OTOH: I'm sure there are cases where "burning" is demanded because "shreading" is considered too risky, but I rather think they would be the exception rather than the rule.

Re:Offtopic rant

[julesh]

I abhor the use of the word "enjoy" in the media and by marketing people in particular. Form fields may *have* protection; they do not *enjoy* protection because they aren't fucking conscious. And nobody enjoys, say, the protection of car insurance. I don't sit at home feeling all warm and fuzzy because I've just taken out some policy.

Seeing this in tech news just shows how much this has spread. I no longer want to use the word enjoy at all because every time I hear it, I am reminded of this usage and feel a twinge of annoyance.

I want my English language back from these idiots!

Online Etymology Dictionary
enjoy
c.1380, [...] Sense of "have the use or benefit of" first recorded c.1430. [...]

Online Etymology Dictionary, © 2001 Douglas Harper (Link) [reference.com]

You'll have to go a long way back to claim this one.

Re:Nope

[ttldkns]

Ahhh, but then they know valid account names on your box to start blasting with a dictionary. Imagine if you ran an SSH server where only users in a certian group could ssh in. Then grabbing /etc/group can tell you which usernames to focus on.

Re:Nope

[Phisbut]

Interesting targets would be e.g. /etc/passwd

Other than getting a full list of user names on my system, what does the /etc/passwd file contain that I don't want others to know? It's not like passwords are stored in there or anything...

Re:Awww, that's so cute

[LordEd]

Maybe the vulnerability they share is "that they both run in Windows".

That's a bit unnecessary. TFS(summary) even says "The vulnerability is not platform-specific, but these demonstrations are -- they work only on Windows systems."

Save the windows bashing for actual causes.

That's mostly right, actually

[Anonymous Coward]

To do something useful with the exploit, the attacker needs to know the name and location of a desired file, and the browser has to be permitted to upload (read) the file. Obviously one dramatic way to use the information gained is to hack the victim's system. Most OSes, properly configured, don't let ordinary users (or their browsers) read critical system files, but Windows does.
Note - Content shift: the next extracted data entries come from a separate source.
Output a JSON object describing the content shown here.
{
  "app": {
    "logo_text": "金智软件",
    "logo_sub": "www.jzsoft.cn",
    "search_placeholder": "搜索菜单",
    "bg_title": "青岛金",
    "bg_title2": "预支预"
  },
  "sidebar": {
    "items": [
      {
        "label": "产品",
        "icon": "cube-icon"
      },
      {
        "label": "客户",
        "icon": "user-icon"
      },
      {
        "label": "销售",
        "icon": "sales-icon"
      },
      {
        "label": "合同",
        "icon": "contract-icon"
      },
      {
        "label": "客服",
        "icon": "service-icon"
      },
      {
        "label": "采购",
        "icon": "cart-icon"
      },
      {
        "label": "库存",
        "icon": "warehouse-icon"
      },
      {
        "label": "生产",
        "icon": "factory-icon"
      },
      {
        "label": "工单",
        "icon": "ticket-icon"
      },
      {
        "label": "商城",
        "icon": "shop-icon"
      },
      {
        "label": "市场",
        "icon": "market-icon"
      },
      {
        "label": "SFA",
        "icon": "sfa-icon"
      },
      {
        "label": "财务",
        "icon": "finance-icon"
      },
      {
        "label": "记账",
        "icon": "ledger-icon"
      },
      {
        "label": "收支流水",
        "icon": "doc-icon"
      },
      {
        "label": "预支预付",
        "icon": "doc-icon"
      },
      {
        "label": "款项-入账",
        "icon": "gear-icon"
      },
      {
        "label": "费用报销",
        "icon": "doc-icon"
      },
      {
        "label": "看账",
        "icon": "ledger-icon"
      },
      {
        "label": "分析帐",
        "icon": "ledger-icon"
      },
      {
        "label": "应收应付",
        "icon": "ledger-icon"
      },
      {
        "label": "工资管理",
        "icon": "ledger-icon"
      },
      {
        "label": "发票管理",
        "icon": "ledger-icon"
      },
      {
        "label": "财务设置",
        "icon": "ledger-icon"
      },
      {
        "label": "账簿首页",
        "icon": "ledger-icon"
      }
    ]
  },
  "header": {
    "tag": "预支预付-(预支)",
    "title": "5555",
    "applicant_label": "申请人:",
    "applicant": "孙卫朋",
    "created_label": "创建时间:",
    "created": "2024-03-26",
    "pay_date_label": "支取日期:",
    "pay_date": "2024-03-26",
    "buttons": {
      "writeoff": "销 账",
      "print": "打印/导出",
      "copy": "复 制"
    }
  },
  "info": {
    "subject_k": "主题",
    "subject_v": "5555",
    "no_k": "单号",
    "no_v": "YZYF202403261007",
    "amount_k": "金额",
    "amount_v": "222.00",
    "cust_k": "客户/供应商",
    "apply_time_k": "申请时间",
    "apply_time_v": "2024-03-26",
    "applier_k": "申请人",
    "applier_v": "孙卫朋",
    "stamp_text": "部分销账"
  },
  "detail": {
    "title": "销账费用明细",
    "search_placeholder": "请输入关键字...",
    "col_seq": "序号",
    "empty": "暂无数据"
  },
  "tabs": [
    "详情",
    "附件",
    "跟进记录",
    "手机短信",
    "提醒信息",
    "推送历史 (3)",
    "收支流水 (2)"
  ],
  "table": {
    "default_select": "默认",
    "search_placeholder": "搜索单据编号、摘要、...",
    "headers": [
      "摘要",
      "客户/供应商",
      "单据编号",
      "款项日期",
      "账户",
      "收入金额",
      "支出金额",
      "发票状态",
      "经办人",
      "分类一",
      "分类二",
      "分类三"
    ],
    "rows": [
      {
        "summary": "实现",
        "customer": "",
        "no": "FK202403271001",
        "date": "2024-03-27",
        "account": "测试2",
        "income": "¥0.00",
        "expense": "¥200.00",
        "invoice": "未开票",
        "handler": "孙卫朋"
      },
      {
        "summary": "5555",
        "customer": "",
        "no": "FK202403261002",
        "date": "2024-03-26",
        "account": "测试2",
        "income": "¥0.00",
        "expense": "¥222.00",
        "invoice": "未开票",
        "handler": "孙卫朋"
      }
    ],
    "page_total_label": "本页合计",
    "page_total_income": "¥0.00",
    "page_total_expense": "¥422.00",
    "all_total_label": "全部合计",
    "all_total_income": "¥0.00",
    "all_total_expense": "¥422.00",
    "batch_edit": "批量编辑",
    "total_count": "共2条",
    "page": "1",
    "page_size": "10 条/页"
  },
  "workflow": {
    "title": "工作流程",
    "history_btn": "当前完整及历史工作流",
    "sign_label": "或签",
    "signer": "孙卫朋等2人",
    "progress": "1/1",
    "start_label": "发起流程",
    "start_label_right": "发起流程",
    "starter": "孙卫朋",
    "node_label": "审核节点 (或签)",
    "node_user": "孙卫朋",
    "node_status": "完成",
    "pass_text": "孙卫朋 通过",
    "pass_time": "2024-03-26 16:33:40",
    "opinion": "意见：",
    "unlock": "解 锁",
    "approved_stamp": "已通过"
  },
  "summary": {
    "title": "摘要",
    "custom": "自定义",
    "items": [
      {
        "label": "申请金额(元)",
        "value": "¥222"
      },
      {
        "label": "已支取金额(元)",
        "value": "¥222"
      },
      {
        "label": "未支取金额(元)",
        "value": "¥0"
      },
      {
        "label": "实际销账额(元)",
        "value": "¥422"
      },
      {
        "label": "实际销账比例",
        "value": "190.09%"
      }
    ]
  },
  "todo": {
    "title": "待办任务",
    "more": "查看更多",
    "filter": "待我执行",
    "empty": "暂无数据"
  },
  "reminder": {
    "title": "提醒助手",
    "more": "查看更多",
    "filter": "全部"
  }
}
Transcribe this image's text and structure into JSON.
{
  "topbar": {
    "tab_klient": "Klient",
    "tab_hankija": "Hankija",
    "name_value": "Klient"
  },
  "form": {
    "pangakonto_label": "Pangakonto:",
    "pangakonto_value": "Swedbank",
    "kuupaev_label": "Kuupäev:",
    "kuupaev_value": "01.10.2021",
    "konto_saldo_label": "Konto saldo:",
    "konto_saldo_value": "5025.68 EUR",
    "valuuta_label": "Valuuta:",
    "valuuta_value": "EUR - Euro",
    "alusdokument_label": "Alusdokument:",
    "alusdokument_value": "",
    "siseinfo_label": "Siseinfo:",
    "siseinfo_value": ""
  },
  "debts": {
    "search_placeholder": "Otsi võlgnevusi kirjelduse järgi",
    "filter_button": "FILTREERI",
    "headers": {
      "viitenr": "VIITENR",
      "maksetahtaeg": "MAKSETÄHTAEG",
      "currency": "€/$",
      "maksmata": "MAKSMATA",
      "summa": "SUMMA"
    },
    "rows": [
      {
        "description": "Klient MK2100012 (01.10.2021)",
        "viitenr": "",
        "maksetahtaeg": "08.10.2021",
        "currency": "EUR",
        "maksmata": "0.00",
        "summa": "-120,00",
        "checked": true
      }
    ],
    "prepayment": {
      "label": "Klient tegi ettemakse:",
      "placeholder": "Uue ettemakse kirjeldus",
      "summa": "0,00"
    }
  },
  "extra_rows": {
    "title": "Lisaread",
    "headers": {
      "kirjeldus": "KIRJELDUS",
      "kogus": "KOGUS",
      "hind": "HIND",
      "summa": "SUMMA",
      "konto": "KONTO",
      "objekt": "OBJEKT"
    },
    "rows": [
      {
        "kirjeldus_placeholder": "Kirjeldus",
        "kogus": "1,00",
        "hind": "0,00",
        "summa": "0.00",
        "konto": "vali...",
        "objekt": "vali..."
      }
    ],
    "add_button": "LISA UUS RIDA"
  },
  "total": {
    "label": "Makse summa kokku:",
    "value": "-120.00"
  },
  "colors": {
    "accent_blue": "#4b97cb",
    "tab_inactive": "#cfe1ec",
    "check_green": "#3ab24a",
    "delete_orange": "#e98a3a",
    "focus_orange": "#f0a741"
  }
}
Even on better-designed OSs, though, the exploit has uses for espionage and spam. People tend to put data files in predictable places, using predictable names. With a little luck or a large pool of visitors you can get financial information from QuickBooks, personal info (and valid email adresses) from Outlook contact books, business information from powerpoint documents stored in My Documents, or the complete set of somebody's recent email correspondence.

The focus-diversion technique sounds awkward at first, but I've been thinking of ways to make it more reliable without the user getting suspicious (eg, trick them into typing several backslashes in between other text) - and if I can think of them, others can too.